Ok so I am on the plane, and it is very high up in the air and I am extremely tired because last night I woke up several times when Vincent called because the cut switch in our car in Philadelphia was accidentally turned off and he couldn’t find the code and he was frustrated, and I was worried about him and I really miss him and then I was in Paris and right after my phone ran out of units I remembered the cut switch number and knew that I couldn’t tell him until the morning when I could buy new units at a newsstand.

So I am on the plane and it is a bit bumpy but not really and most of the people on the plane look like people anywhere else, just going on a plane trip maybe to Cleveland or Seattle and nothing at all is freaking me out so I am happy but tired and looking forward to getting to Amman, a city with a citadel in a spot where the mosque was built on the foundations of another mosque which was built on the foundations of a church so old that the city around it was called Philadelphia so I guess that made it Greek but I have never heard of it.

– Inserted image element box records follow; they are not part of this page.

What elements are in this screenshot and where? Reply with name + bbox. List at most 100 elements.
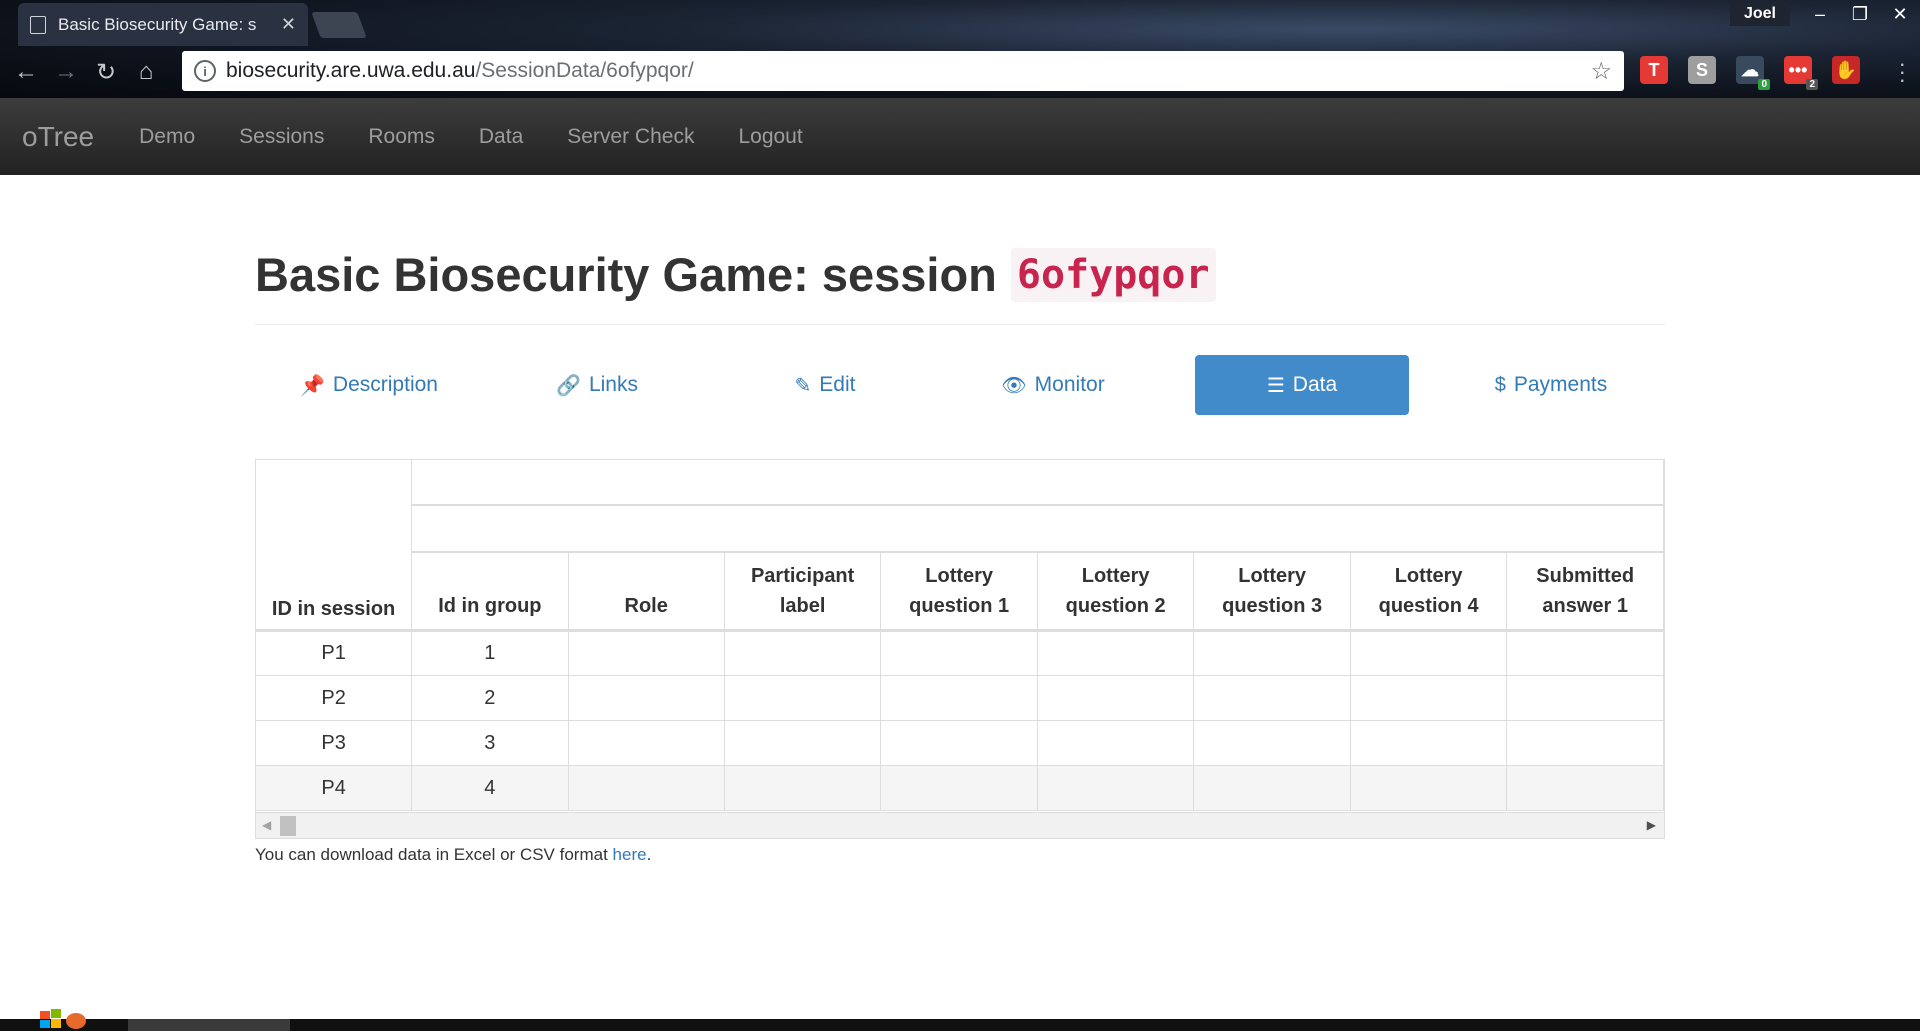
empty-cell	[568, 765, 725, 811]
tab-payments[interactable]: $ Payments	[1437, 355, 1665, 415]
data-table-container: ID in session Id in group Role Participant…	[255, 459, 1665, 839]
divider	[255, 324, 1665, 325]
column-header: Lottery question 2	[1037, 552, 1195, 632]
id-in-group-cell: 3	[411, 720, 569, 766]
nav-rooms[interactable]: Rooms	[368, 125, 435, 149]
otree-navbar: oTree Demo Sessions Rooms Data Server Ch…	[0, 98, 1920, 175]
empty-cell	[1037, 675, 1195, 721]
empty-cell	[724, 675, 882, 721]
info-icon[interactable]: i	[194, 60, 216, 82]
empty-cell	[1037, 720, 1195, 766]
empty-cell	[880, 720, 1038, 766]
nav-server-check[interactable]: Server Check	[567, 125, 694, 149]
column-header: Participant label	[724, 552, 882, 632]
empty-cell	[880, 630, 1038, 676]
participant-id-cell: P4	[256, 765, 413, 811]
empty-cell	[1506, 765, 1664, 811]
s-icon[interactable]: S	[1688, 56, 1716, 84]
minimize-icon[interactable]: –	[1800, 4, 1840, 25]
table-row: P3 3	[256, 720, 1664, 766]
cloud-icon[interactable]: ☁ 0	[1736, 56, 1770, 90]
tab-monitor[interactable]: 👁 Monitor	[939, 355, 1167, 415]
empty-cell	[568, 630, 725, 676]
extension-badge: 0	[1758, 79, 1770, 90]
id-in-group-cell: 4	[411, 765, 569, 811]
browser-toolbar: ← → ↻ ⌂ i biosecurity.are.uwa.edu.au/Ses…	[0, 46, 1920, 98]
id-in-group-cell: 2	[411, 675, 569, 721]
restore-icon[interactable]: ❐	[1840, 4, 1880, 25]
page-title: Basic Biosecurity Game: session 6ofypqor	[255, 247, 1665, 302]
scroll-thumb[interactable]	[280, 816, 296, 836]
brand-link[interactable]: oTree	[22, 121, 94, 153]
eye-icon: 👁	[1001, 374, 1027, 397]
download-note: You can download data in Excel or CSV fo…	[255, 845, 1665, 865]
scroll-right-icon[interactable]: ▶	[1647, 818, 1656, 832]
nav-sessions[interactable]: Sessions	[239, 125, 324, 149]
id-in-session-header: ID in session	[256, 460, 413, 632]
reload-icon[interactable]: ↻	[86, 58, 126, 87]
cloud-icon-glyph: ☁	[1741, 59, 1759, 80]
close-window-icon[interactable]: ✕	[1880, 4, 1920, 25]
horizontal-scrollbar[interactable]: ◀ ▶	[256, 812, 1664, 838]
empty-cell	[1506, 720, 1664, 766]
window-controls: Joel – ❐ ✕	[1729, 0, 1920, 28]
new-tab-button[interactable]	[311, 12, 367, 38]
empty-cell	[1193, 675, 1351, 721]
empty-cell	[1506, 630, 1664, 676]
header-spacer-1	[411, 460, 1664, 506]
dots-icon-glyph: •••	[1788, 59, 1808, 80]
adblock-icon[interactable]: ✋	[1832, 56, 1860, 84]
id-in-group-cell: 1	[411, 630, 569, 676]
list-icon: ☰	[1266, 374, 1285, 397]
home-icon[interactable]: ⌂	[126, 58, 166, 86]
scroll-left-icon[interactable]: ◀	[262, 818, 271, 832]
profile-button[interactable]: Joel	[1729, 2, 1790, 26]
column-header: Id in group	[411, 552, 569, 632]
back-icon[interactable]: ←	[6, 58, 46, 86]
column-header: Lottery question 4	[1350, 552, 1508, 632]
t-icon[interactable]: T	[1640, 56, 1668, 84]
table-row: P2 2	[256, 675, 1664, 721]
start-icon[interactable]	[36, 1005, 88, 1031]
empty-cell	[724, 720, 882, 766]
address-bar[interactable]: i biosecurity.are.uwa.edu.au/SessionData…	[182, 51, 1624, 91]
tab-data[interactable]: ☰ Data	[1195, 355, 1409, 415]
tab-description[interactable]: 📌 Description	[255, 355, 483, 415]
column-header: Lottery question 1	[880, 552, 1038, 632]
close-tab-icon[interactable]: ✕	[281, 14, 296, 35]
nav-data[interactable]: Data	[479, 125, 523, 149]
session-tabs: 📌 Description 🔗 Links ✎ Edit 👁 Monitor ☰ Data $ Pay…	[255, 355, 1665, 415]
table-row: P4 4	[256, 765, 1664, 811]
tab-bar: Basic Biosecurity Game: s ✕ Joel – ❐ ✕	[0, 0, 1920, 46]
tab-edit[interactable]: ✎ Edit	[711, 355, 939, 415]
download-link[interactable]: here	[613, 845, 647, 864]
tab-label: Data	[1292, 373, 1338, 396]
nav-logout[interactable]: Logout	[738, 125, 802, 149]
empty-cell	[1037, 630, 1195, 676]
participant-id-cell: P2	[256, 675, 413, 721]
dots-icon[interactable]: ••• 2	[1784, 56, 1818, 90]
empty-cell	[1506, 675, 1664, 721]
page-title-text: Basic Biosecurity Game: session	[255, 248, 997, 301]
browser-menu-icon[interactable]: · · ·	[1899, 53, 1906, 91]
empty-cell	[880, 765, 1038, 811]
table-row: P1 1	[256, 630, 1664, 676]
tab-label: Description	[332, 373, 438, 396]
empty-cell	[568, 720, 725, 766]
tab-label: Links	[588, 373, 638, 396]
data-table: ID in session Id in group Role Participant…	[256, 460, 1664, 811]
browser-tab[interactable]: Basic Biosecurity Game: s ✕	[18, 3, 308, 46]
empty-cell	[1193, 630, 1351, 676]
empty-cell	[1350, 630, 1508, 676]
tab-links[interactable]: 🔗 Links	[483, 355, 711, 415]
taskbar-browser-item[interactable]	[128, 1019, 290, 1031]
main-content: Basic Biosecurity Game: session 6ofypqor…	[255, 175, 1665, 865]
tab-title: Basic Biosecurity Game: s	[58, 14, 257, 34]
nav-demo[interactable]: Demo	[139, 125, 195, 149]
bookmark-star-icon[interactable]: ☆	[1590, 57, 1612, 86]
tab-label: Edit	[819, 373, 856, 396]
pencil-icon: ✎	[794, 374, 812, 397]
forward-icon[interactable]: →	[46, 58, 86, 86]
empty-cell	[724, 765, 882, 811]
extension-icons: T S ☁ 0 ••• 2 ✋	[1640, 56, 1860, 90]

Here on the plane I think about the conversation and emails that told of the long and arduous voyage of the torture victims as they made their way over the last 3 or 4 days from Baghdad and elsewhere to Amman, and they were stopped for 9.5 hours at the Jordanian border and one may not have gotten over (it is a bit unclear) and the Iraqi drivers did not get over, and the whole group got to Amman between 3 and 4 in the morning and they are sleeping and resting at the hotel and waiting for our arrival.  When I was at the gate and I met Susan and Anthony and Judith and they talked about this incredible voyage and whether or not the Iraqis had arrived; it seemed like somehow I had walked into the wrong movie, that I was put in a class too advanced, for anyone that had made such an extraordinary voyage couldn’t possibly have anything to do with me and my 8 copper plates and new diamond point stylus and 10 sheets of folded paper and a desire to make books.

So right now the film, what was it?, is ending and the credits are rolling and Ramsey Clark is marking up papers with a blue bic pen and the papers are printed out and hand written on yellow legal pad pages, and he is so thin, that I now remember that when Judith Chomsky first said that he was Ramsey Clark I thought, “But he can’t be because he is so thin,” and she came back to tell us that he is going on to Iraq and it is all very exciting like living inside the front page of the times.

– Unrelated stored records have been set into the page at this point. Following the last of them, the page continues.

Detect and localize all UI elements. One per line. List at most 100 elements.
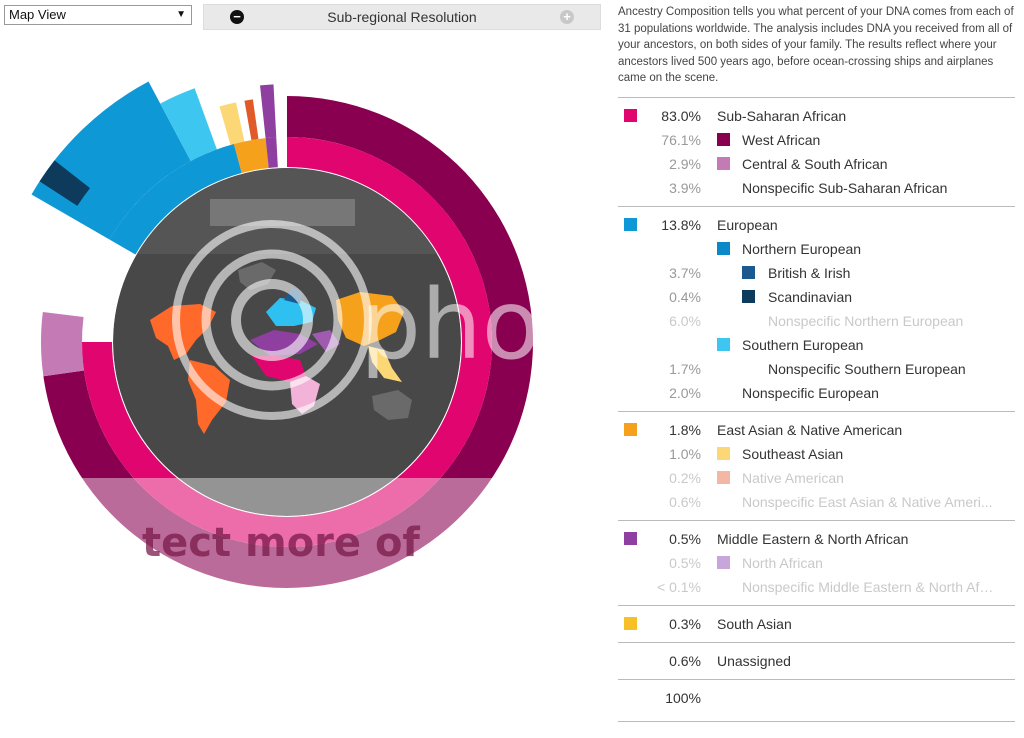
legend-label: Nonspecific Sub-Saharan African: [742, 180, 948, 196]
legend-color-swatch: [624, 617, 637, 630]
legend-item-row[interactable]: 2.9% Central & South African: [618, 152, 1015, 176]
legend-color-swatch: [717, 556, 730, 569]
legend-percent: 0.3%: [669, 616, 701, 632]
legend-color-swatch: [717, 133, 730, 146]
legend-percent: 3.7%: [669, 265, 701, 281]
legend-divider: [618, 679, 1015, 680]
legend-label: North African: [742, 555, 823, 571]
legend-divider: [618, 721, 1015, 722]
legend-divider: [618, 411, 1015, 412]
legend-total-row: 100%: [618, 686, 1015, 710]
legend-label: Nonspecific Northern European: [768, 313, 964, 329]
legend-label: South Asian: [717, 616, 792, 632]
resolution-label: Sub-regional Resolution: [327, 9, 477, 25]
legend-color-swatch: [624, 109, 637, 122]
legend-label: Nonspecific Southern European: [768, 361, 966, 377]
legend-item-row[interactable]: 6.0% Nonspecific Northern European: [618, 309, 1015, 333]
plus-icon[interactable]: +: [560, 10, 574, 24]
legend-label: European: [717, 217, 778, 233]
legend-color-swatch: [624, 218, 637, 231]
legend-label: Native American: [742, 470, 844, 486]
ring-native-american: [244, 99, 259, 141]
legend-color-swatch: [717, 242, 730, 255]
legend-percent: 0.6%: [669, 653, 701, 669]
legend-color-swatch: [717, 338, 730, 351]
legend-item-row[interactable]: 0.6% Nonspecific East Asian & Native Amer…: [618, 490, 1015, 514]
resolution-bar: − Sub-regional Resolution +: [203, 4, 601, 30]
legend-label: Northern European: [742, 241, 862, 257]
legend-group-row[interactable]: 0.5% Middle Eastern & North African: [618, 527, 1015, 551]
legend-divider: [618, 642, 1015, 643]
legend-label: Nonspecific East Asian & Native Ameri...: [742, 494, 993, 510]
legend-color-swatch: [717, 447, 730, 460]
legend-item-row[interactable]: 0.4% Scandinavian: [618, 285, 1015, 309]
legend-item-row[interactable]: Southern European: [618, 333, 1015, 357]
legend-percent: 83.0%: [661, 108, 701, 124]
legend-item-row[interactable]: 1.0% Southeast Asian: [618, 442, 1015, 466]
legend-color-swatch: [742, 290, 755, 303]
legend-percent: 2.0%: [669, 385, 701, 401]
legend-percent: 1.0%: [669, 446, 701, 462]
ring-middle-eastern: [260, 84, 277, 139]
legend-color-swatch: [624, 532, 637, 545]
ancestry-sunburst-chart: tect more of photo: [31, 81, 600, 600]
legend-item-row[interactable]: < 0.1% Nonspecific Middle Eastern & North…: [618, 575, 1015, 599]
legend-item-row[interactable]: 0.5% North African: [618, 551, 1015, 575]
legend-label: East Asian & Native American: [717, 422, 903, 438]
legend-divider: [618, 206, 1015, 207]
legend-label: Middle Eastern & North African: [717, 531, 909, 547]
legend-item-row[interactable]: 0.2% Native American: [618, 466, 1015, 490]
legend-label: Unassigned: [717, 653, 791, 669]
legend-group-row[interactable]: 0.6% Unassigned: [618, 649, 1015, 673]
legend-percent: 0.6%: [669, 494, 701, 510]
legend-percent: 6.0%: [669, 313, 701, 329]
legend-percent: 13.8%: [661, 217, 701, 233]
legend-label: Nonspecific European: [742, 385, 879, 401]
legend-item-row[interactable]: 3.9% Nonspecific Sub-Saharan African: [618, 176, 1015, 200]
legend-group-row[interactable]: 83.0% Sub-Saharan African: [618, 104, 1015, 128]
legend-divider: [618, 97, 1015, 98]
watermark-text: photo: [360, 269, 600, 381]
overlay-banner-text: tect more of: [142, 520, 420, 566]
legend-divider: [618, 520, 1015, 521]
ring-central-south-african: [40, 312, 84, 377]
legend-color-swatch: [717, 471, 730, 484]
legend-label: Central & South African: [742, 156, 888, 172]
legend-item-row[interactable]: 2.0% Nonspecific European: [618, 381, 1015, 405]
legend-group-row[interactable]: 0.3% South Asian: [618, 612, 1015, 636]
legend-item-row[interactable]: Northern European: [618, 237, 1015, 261]
view-select-value: Map View: [9, 7, 66, 22]
legend-percent: < 0.1%: [657, 579, 701, 595]
legend-percent: 0.4%: [669, 289, 701, 305]
legend-label: West African: [742, 132, 821, 148]
legend-group-row[interactable]: 13.8% European: [618, 213, 1015, 237]
legend-percent: 0.2%: [669, 470, 701, 486]
legend-label: Sub-Saharan African: [717, 108, 847, 124]
legend-label: Nonspecific Middle Eastern & North Afri.…: [742, 579, 995, 595]
legend-total-percent: 100%: [665, 690, 701, 706]
legend-percent: 2.9%: [669, 156, 701, 172]
legend-item-row[interactable]: 1.7% Nonspecific Southern European: [618, 357, 1015, 381]
minus-icon[interactable]: −: [230, 10, 244, 24]
description-text: Ancestry Composition tells you what perc…: [618, 6, 1014, 84]
legend-percent: 76.1%: [661, 132, 701, 148]
dropdown-arrow-icon: ▼: [176, 9, 186, 20]
legend-label: Scandinavian: [768, 289, 853, 305]
legend-label: Southeast Asian: [742, 446, 844, 462]
legend-percent: 0.5%: [669, 531, 701, 547]
legend-color-swatch: [624, 423, 637, 436]
legend-percent: 0.5%: [669, 555, 701, 571]
legend-percent: 3.9%: [669, 180, 701, 196]
legend-group-row[interactable]: 1.8% East Asian & Native American: [618, 418, 1015, 442]
legend-item-row[interactable]: 3.7% British & Irish: [618, 261, 1015, 285]
legend-divider: [618, 605, 1015, 606]
legend-label: Southern European: [742, 337, 864, 353]
ring-southeast-asian: [219, 102, 245, 145]
legend-percent: 1.7%: [669, 361, 701, 377]
legend-color-swatch: [717, 157, 730, 170]
legend-item-row[interactable]: 76.1% West African: [618, 128, 1015, 152]
legend-label: British & Irish: [768, 265, 851, 281]
legend-color-swatch: [742, 266, 755, 279]
legend-percent: 1.8%: [669, 422, 701, 438]
view-select[interactable]: Map View ▼: [4, 5, 192, 25]
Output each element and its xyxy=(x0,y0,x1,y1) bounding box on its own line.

And I started a book by a British author I don’t care about since I want to read “Close to the Knives” which I left on the very fast train from Quimperle to Paris. The plane is going down and we are crossing over into Israel, between Nazareth and Jerusalem on the inboard map and there are a lot of storm clouds as we are crossing, and the plane is very bumpy so I can’t help thinking that it is stormy over the holy land and that things get bumpy in the middle east and Ramsey Clark is talking to me about the trial of Saddam Hussein and how the Americans set up the court, passed the statues and offer protection and advisors, more than a hundred a day, and how he thinks that if Hussein is executed it will be a further destabilizing act.  It isn’t until later, in the airport, after I change money and buy a visa and have my bag searched because the 8 copper plates must have set off some kind of reaction that Judith Chomsky explains that Ramsey Clark is Saddam Hussein’s defense lawyer, and that he is doing a very dangerous thing, and could be killed at any moment.  The whole thing is a bit weird, and I have a bit of a metallic taste on my tongue.

On the way to the hotel it is raining hard and cold, and then it sleets, and we pay 18 dinar for the ride (split between two people) and I am not sure that I really know how much a dinar is exactly.  I doubt that I will actually every really know.